KULON PROGO – Di antara denting palu dan suara kayu yang disusun rapi, harapan itu perlahan berdiri di Padukuhan Jurug, Kalurahan Sidorejo, Kapanewon Lendah. Rumah milik Affan Kristianto kini memasuki tahap penting: pemasangan rangka atap penanda bahwa hunian layak yang selama ini diimpikan kian mendekati kenyataan.

Melalui program TNI Manunggal Membangun Desa (TMMD) Reguler ke-128 Tahun Anggaran 2026, rumah yang sebelumnya masuk kategori tidak layak huni (RTLH) kini dibangun kembali dengan konstruksi yang lebih kokoh dan aman.

Bacaan Lainnya

Proses pembangunan dilakukan secara bertahap. Dimulai dari penggalian pondasi, penyusunan struktur dasar, hingga pemasangan dinding dan kusen pintu serta jendela. Kini, pada Kamis (30/4/2026), pengerjaan telah memasuki tahap pemasangan rangka atap sebelum nantinya dilanjutkan dengan pemasangan genteng.

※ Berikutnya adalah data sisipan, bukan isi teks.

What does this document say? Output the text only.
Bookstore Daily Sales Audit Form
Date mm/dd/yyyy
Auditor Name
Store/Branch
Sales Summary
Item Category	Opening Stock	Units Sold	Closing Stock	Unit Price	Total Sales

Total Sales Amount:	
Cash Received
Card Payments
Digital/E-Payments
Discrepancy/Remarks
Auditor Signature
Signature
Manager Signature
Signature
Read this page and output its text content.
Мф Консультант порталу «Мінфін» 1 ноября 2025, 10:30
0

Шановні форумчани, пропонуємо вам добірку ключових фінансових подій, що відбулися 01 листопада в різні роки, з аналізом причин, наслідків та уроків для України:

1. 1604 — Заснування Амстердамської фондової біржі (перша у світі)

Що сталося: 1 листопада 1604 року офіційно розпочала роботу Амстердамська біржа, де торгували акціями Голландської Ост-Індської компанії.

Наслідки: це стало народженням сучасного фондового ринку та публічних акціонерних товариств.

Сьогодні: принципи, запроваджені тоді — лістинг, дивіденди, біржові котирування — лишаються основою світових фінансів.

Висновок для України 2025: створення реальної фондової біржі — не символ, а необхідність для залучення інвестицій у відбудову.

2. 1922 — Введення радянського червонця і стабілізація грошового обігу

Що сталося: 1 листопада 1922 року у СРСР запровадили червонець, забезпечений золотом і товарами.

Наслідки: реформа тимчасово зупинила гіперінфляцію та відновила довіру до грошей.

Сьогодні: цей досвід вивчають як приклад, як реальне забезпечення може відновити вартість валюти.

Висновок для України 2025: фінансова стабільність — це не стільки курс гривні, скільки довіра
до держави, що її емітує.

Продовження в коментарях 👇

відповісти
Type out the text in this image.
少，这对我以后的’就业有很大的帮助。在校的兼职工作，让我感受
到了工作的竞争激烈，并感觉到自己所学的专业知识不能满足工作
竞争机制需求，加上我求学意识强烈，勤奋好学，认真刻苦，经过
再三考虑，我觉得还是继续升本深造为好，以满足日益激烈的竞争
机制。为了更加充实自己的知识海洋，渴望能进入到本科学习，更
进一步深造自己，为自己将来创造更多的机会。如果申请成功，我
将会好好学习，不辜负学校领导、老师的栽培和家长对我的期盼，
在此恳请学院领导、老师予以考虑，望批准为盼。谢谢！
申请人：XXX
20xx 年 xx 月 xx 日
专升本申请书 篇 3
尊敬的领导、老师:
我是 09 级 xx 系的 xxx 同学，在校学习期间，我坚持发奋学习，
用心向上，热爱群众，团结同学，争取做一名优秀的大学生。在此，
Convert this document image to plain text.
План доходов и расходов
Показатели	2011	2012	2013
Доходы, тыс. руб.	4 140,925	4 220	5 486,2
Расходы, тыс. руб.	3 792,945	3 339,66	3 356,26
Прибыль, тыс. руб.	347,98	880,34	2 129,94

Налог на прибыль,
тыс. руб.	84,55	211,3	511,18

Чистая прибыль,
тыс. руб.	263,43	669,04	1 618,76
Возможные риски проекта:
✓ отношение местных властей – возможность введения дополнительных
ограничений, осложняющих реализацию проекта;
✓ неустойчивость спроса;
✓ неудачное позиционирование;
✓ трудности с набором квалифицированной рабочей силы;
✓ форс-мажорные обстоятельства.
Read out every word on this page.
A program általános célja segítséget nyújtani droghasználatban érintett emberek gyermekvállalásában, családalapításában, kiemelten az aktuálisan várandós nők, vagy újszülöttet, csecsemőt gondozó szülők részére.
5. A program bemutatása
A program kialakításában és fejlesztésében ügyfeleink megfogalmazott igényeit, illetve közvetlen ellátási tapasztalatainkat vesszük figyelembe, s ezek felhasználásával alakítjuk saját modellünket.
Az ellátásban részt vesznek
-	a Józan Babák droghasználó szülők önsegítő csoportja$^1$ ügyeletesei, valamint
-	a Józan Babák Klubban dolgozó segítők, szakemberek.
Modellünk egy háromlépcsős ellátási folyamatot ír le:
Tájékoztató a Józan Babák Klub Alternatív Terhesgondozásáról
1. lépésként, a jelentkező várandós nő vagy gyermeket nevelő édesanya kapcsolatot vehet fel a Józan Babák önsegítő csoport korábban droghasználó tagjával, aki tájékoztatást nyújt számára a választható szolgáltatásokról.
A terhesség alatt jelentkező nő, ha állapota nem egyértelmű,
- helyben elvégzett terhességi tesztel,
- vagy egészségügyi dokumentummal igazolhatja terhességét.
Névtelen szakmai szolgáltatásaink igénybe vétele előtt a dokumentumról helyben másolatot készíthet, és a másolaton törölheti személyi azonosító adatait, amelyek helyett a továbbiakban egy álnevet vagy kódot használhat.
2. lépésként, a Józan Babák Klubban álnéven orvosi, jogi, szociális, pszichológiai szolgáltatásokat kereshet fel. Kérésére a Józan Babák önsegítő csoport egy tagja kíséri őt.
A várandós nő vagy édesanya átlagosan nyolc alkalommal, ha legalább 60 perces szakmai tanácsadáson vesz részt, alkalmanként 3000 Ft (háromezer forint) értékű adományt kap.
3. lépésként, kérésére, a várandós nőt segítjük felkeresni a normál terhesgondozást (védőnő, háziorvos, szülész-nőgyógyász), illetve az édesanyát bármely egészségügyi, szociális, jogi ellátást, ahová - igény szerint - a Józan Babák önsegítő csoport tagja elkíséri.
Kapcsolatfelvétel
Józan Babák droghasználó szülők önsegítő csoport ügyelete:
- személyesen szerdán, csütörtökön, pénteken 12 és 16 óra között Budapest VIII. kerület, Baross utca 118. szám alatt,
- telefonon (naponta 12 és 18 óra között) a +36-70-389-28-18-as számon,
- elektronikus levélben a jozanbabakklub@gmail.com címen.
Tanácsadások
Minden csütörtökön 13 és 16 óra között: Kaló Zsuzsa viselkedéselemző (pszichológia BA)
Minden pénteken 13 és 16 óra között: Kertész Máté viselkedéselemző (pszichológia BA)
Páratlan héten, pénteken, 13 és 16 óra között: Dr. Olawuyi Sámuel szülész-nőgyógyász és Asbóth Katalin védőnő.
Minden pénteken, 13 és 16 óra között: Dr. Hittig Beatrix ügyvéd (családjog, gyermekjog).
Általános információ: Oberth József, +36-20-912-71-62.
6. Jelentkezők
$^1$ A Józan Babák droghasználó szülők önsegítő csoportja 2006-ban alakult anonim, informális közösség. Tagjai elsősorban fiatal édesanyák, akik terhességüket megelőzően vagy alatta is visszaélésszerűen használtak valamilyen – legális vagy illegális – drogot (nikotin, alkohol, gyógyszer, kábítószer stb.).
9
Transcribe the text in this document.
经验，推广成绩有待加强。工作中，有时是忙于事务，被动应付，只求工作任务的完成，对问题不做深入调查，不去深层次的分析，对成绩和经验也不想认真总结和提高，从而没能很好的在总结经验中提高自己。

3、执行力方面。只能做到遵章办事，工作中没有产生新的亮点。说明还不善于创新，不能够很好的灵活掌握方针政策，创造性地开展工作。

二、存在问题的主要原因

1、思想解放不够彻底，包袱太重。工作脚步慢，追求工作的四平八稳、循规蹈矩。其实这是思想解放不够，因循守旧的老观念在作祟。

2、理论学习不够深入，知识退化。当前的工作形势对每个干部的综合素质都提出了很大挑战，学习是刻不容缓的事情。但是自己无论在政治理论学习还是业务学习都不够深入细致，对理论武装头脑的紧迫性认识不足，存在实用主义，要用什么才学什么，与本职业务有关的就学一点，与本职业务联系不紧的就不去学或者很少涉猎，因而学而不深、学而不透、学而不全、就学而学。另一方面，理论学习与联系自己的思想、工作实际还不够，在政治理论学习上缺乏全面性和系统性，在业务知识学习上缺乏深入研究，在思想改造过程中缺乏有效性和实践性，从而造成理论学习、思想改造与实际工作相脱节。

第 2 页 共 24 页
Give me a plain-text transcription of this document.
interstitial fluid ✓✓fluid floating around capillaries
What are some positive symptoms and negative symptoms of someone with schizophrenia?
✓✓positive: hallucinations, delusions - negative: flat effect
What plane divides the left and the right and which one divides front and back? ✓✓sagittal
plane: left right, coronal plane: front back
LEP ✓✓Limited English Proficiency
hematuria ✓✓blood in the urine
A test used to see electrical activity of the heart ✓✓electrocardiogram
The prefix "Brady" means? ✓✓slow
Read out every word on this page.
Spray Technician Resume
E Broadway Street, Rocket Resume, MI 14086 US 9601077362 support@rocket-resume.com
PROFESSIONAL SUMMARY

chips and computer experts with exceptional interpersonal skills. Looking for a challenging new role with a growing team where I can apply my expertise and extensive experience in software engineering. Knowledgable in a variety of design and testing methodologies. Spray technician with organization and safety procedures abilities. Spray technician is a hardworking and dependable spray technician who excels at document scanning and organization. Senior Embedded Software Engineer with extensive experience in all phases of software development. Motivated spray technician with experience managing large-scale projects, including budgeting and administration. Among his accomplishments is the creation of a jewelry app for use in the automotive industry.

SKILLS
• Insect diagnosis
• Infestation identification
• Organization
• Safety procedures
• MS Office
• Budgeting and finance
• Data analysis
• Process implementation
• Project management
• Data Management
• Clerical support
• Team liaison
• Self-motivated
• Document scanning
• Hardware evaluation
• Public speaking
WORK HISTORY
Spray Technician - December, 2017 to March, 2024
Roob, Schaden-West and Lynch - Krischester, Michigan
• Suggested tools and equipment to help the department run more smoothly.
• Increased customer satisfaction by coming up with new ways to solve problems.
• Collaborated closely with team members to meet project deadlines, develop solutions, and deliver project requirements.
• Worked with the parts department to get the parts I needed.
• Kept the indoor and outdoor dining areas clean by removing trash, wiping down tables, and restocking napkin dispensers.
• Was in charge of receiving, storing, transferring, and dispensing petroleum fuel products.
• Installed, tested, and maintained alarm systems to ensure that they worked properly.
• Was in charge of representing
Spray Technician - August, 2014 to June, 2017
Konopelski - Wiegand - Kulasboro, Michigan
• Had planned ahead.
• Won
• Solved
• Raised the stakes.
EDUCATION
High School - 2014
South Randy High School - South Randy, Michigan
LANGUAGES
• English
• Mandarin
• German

Bagi Affan, setiap tahapan pembangunan bukan sekadar proses fisik, melainkan perjalanan penuh rasa syukur.

“Kami sangat senang. Pembangunan rumah ini berjalan lancar dan aman. Bangunannya sudah terlihat kokoh, sekarang tinggal pemasangan atap,” ungkapnya.

Ia juga menyampaikan apresiasi atas keterlibatan Satgas TMMD dan warga yang bahu-membahu membantu pembangunan rumahnya.

“Terima kasih kepada Pak TNI dan masyarakat yang sudah bergotong royong. Semoga sampai tahap finishing nanti semuanya berjalan lancar,” tambahnya.

Program RTLH dalam TMMD bukan sekadar membangun rumah, tetapi mengembalikan rasa aman dan martabat bagi masyarakat yang membutuhkan. Rumah yang layak huni menjadi fondasi penting bagi kehidupan yang lebih sehat, nyaman, dan produktif.

Di Padukuhan Jurug, pembangunan rumah Pak Affan menjadi simbol nyata bahwa kolaborasi antara TNI dan masyarakat mampu menghadirkan perubahan. Dari tanah yang digali hingga atap yang kini mulai terpasang, setiap proses menyimpan makna tentang kepedulian, kerja keras, dan harapan.

Tak lama lagi, rumah itu akan berdiri utuh bukan hanya sebagai tempat tinggal, tetapi sebagai awal baru bagi kehidupan yang lebih baik.